12. In the External Network Listener IP Selection box, select the Specified IP Addresses on the ISA Server computer in the selected network option, and then, in the Available IP Addresses list, select the external address on which you want to listen for connection requests. Click OK, and then click Next.

    Note

    You can include other networks if you will use Outlook Web Access from them.

13. On the Port Specification page, select Enable HTTP and Enable SSL. Click Select, then select the certificate you imported to the ISA server from the Exchange server earlier. Click Next, and then click Finish.

14. On the Select Web Listener page, click Edit, and then click the Preferences tab. Click Authentication.

15. Select Basic Authentication, and clear the check boxes for the other authentication methods. Click OK twice. Finally, click Next on the IP Addresses page.

16. On the User Sets page, select the user sets you want to allow access to, and then click Next.

17. On the Completing The New Mail Server Publishing Rule Wizard page, click Finish.

18. Double-click the rule you just created, click the Users tab, and then select the Forward Basic Authentication Credentials (Basic Delegation) check box, and click OK.

19. Click Apply to commit the changes, and then click OK.

Preauthenticating Connections

ISA Server 2004 also provides another benefit: preauthentication of connections. ISA Server actually hosts the forms that a user is used to seeing, such as the login screen. This screen queries the user for his or her credentials, and once the user enters them into the form, ISA Server verifies them against Active Directory directory service. Note that RADIUS is also supported, so even ISA servers that do not trust or are not members of a domain can do this preauthentication. ISA Server then takes the result of that verification and embeds the credentials into the actual HTTP headers of the packets that it forwards to the front-end Outlook Web Access server, so the user doesn't receive a second prompt. In effect, the ISA server is vetting your users with an actual Outlook Web Access form, ensuring that they are who they say they are, and actually authenticating them at the perimeter of your network before the packets ever hit the Outlook Web Access server. Figure 16-1 shows this process in detail.

Figure 16-1: Forms-based authentication with ISA Server 2004 and Outlook Web Access.

To configure forms-based authentication, protecting your Exchange server from any nonauthenticated requests, follow these instructions:

1. In the ISA Server Management console tree, click Firewall Policy.

2. In the Tasks pane, click the Toolbox tab, expand Network Objects, expand Web Listeners, right-click the Web listener you are using and then select Properties.

   Note

   If you do not have a Web listener, see Chapter 7, "Configuring Toolbox Elements."

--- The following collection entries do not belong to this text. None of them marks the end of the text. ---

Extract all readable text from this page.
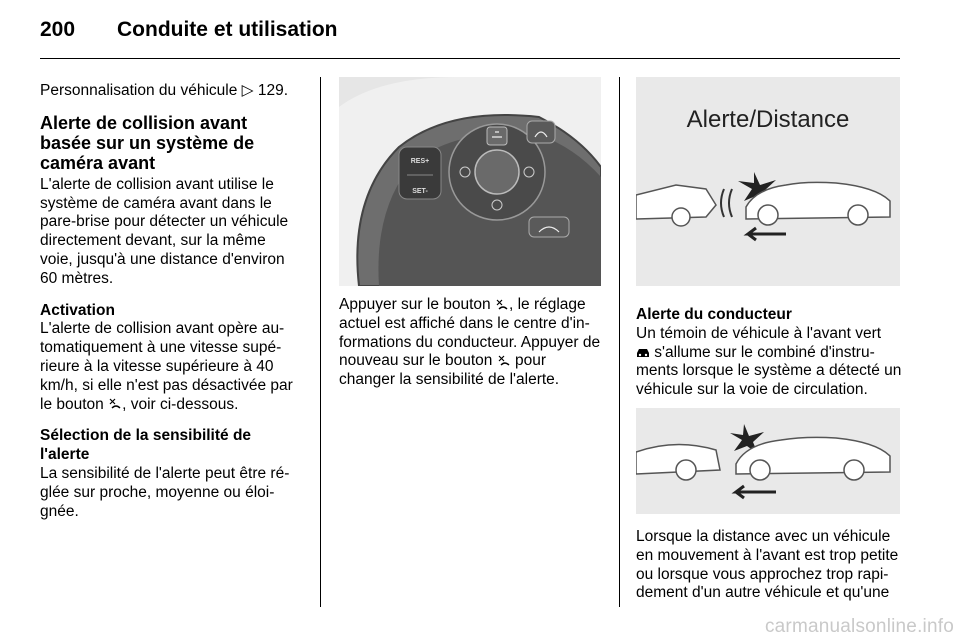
200 Conduite et utilisation

Personnalisation du véhicule ▷ 129.

Alerte de collision avant basée sur un système de caméra avant

L'alerte de collision avant utilise le système de caméra avant dans le pare-brise pour détecter un véhicule directement devant, sur la même voie, jusqu'à une distance d'environ 60 mètres.

Activation

L'alerte de collision avant opère au-tomatiquement à une vitesse supé-rieure à la vitesse supérieure à 40 km/h, si elle n'est pas désactivée par le bouton , voir ci-dessous.

Sélection de la sensibilité de l'alerte

La sensibilité de l'alerte peut être ré-glée sur proche, moyenne ou éloi-gnée.

RES+
SET-

Appuyer sur le bouton , le réglage actuel est affiché dans le centre d'in-formations du conducteur. Appuyer de nouveau sur le bouton  pour changer la sensibilité de l'alerte.

Alerte/Distance

Alerte du conducteur

Un témoin de véhicule à l'avant vert
s'allume sur le combiné d'instru-ments lorsque le système a détecté un véhicule sur la voie de circulation.

Lorsque la distance avec un véhicule en mouvement à l'avant est trop petite ou lorsque vous approchez trop rapi-dement d'un autre véhicule et qu'une

carmanualsonline.info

3. In the Web Listener Properties dialog box (where Web Listener is the name of your Web listener), click the Preferences tab, and then click Authentication.

4. In the Authentication dialog box, clear the Basic Method check box. Click OK when you receive a warning.

5. Select the OWA Forms-Based check box, and then click Configure.

6. In the Idle Session Timeout area, type in the amount of time you want Outlook Web Access to wait before requiring authentication again.

   Best Practices

   For public machines, you might want to choose a very low number, between 2 and 5 minutes.

7. Select whether you want to block any e-mail attachments.

8. Select Log Off OWA When The User Leaves OWA Site, unless there are good reasons for not doing so.

9. Click OK to close the OWA Forms-Based Authentication dialog box, OK to close the Authentication dialog box, and then OK once more to close the Web Listener Properties dialog box.

   Tip

   Remember that you cannot use forms-based authentication and another form of authentication on the same listener, just as you can only have one listener per Internet Protocol (IP) address. Therefore, to publish Outlook Web Access with forms-based authentication and something like Active-Server-Sync, you need more than one external IP address.

10. Click Apply to commit the changes, and then click OK.

    Planning

    You can perform almost the same steps as those to publish Outlook Web Access to publish Outlook Mobile Access or ActiveSync. You need a unique certificate and Web listener (and therefore a unique IP address) for each method published.